Articolo a cura di Antonio Callea
Il nuovo lavoro o meglio, la nuova fatica degli Arbe Garbe, è uno di quei rari dischi (ormai) per i quali ci si può esporre ed invitare all'acquisto. Del punk violato dallo ska rimane solo una echo non pallida, quasi a reggere il poderoso nano che osserva il futuro. Il settimo album della band friulana dimostra come il gruppo riesca agilmente a mescolare jazz e noise in un turbinio che, se non fosse per il cambio di traccia, potrebbe rappresentare un'unica lunga ripresa cinematografica.
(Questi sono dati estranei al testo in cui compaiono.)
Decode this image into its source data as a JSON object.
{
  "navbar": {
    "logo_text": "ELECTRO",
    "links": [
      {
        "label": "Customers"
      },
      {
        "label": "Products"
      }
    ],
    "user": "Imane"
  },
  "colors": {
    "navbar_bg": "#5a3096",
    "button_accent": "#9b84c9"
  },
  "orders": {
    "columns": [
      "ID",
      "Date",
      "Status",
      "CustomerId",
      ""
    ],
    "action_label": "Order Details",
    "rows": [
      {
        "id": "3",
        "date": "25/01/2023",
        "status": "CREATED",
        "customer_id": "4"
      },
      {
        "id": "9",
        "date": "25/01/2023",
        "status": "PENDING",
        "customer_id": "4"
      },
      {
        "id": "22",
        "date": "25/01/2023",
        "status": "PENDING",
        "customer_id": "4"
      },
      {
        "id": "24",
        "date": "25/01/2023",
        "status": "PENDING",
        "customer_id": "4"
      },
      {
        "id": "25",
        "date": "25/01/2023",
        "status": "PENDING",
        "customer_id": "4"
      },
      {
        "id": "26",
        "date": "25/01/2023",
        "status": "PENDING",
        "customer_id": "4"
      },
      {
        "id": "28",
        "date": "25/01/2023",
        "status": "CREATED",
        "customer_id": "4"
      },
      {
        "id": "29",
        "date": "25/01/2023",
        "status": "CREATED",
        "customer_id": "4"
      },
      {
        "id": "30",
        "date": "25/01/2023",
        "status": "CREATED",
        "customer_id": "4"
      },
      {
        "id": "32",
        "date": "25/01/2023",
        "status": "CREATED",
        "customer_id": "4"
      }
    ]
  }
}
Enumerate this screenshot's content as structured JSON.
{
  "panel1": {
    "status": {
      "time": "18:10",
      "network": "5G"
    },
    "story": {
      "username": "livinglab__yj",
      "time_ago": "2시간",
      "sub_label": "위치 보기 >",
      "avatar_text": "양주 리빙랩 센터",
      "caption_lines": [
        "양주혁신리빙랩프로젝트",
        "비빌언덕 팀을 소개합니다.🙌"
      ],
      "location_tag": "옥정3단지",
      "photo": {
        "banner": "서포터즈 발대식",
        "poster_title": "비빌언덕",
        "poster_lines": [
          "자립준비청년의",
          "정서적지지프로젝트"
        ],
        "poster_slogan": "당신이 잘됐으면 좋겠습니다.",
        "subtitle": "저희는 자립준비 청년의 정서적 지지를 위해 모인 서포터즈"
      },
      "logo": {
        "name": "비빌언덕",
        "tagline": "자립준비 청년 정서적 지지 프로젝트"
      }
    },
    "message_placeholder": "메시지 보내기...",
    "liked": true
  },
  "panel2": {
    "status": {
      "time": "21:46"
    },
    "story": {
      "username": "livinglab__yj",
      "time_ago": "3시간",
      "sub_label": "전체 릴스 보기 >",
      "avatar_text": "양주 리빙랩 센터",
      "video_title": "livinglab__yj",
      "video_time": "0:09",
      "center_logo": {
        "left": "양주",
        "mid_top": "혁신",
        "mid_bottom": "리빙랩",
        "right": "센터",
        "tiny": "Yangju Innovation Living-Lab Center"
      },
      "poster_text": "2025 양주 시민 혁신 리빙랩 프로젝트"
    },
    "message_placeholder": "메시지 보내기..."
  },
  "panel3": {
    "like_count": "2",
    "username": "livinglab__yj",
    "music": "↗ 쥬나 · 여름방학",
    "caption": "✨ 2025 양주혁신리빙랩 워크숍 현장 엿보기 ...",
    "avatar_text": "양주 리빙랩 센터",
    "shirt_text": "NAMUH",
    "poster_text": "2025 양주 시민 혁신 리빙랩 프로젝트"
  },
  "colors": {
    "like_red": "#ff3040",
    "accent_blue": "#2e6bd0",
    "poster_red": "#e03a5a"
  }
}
Se giochiamo nel mondo di Kusturica, gli Arbe Garbe mangiano al tavolo del Re, lo fanno con disinvoltura trasformandosi ancora ed introducendo il raffinato gusto italiano per la musica cantautoriale. Ottimo il lavoro nei Morbid Sound Studio, il basso è rozzo e vibrante ma con equilibrio ed il suono complessivo risulta ricco e mai sterile, peccato solo per la batteria che in diversi pezzi risulta lievemente ovattata.
Discorso a parte va fatto per i temi trattati, incredibile la capacità di penetrare il particolare, il dimenticato, il “mai” raccontato. Nella “Preghiera per Artaud”, dedica rocambolesca ad Antonin Artaud (già ispiratore della band “Il Teatro degli Orrori), il gruppo espone il suo manifesto, il proposito ultimo: “sacrificare” tutti gli orpelli, gli artifizi, le strutture omologate, per permettere ad ogni elemento di avere lo stesso valore all'interno del racconto. Critici in “Dos Pesos” spogliano con cinismo il nuovissimo giornalismo sensazionalista, raccontano dell'uomo che vende la notizia raccolta senza alcuno scrupolo, disposto ad osservare in silenzio il male, attratto unicamente dal compenso finale. Non dimenticano di “pestare” sull'audience, sul popolino in astinenza che attende solo di aver nutrite “le orecchie con un succo denso ed unto”.
Se non vi spaventa tutto questo, se sommare Kusturica a Capossela, il free jazz allo ska, cronaca e storia, è per voi il quotidiano, allora "¡Arbeit Garbeit!" vi offrirà la possibilità di apprezzare un degno spuntino.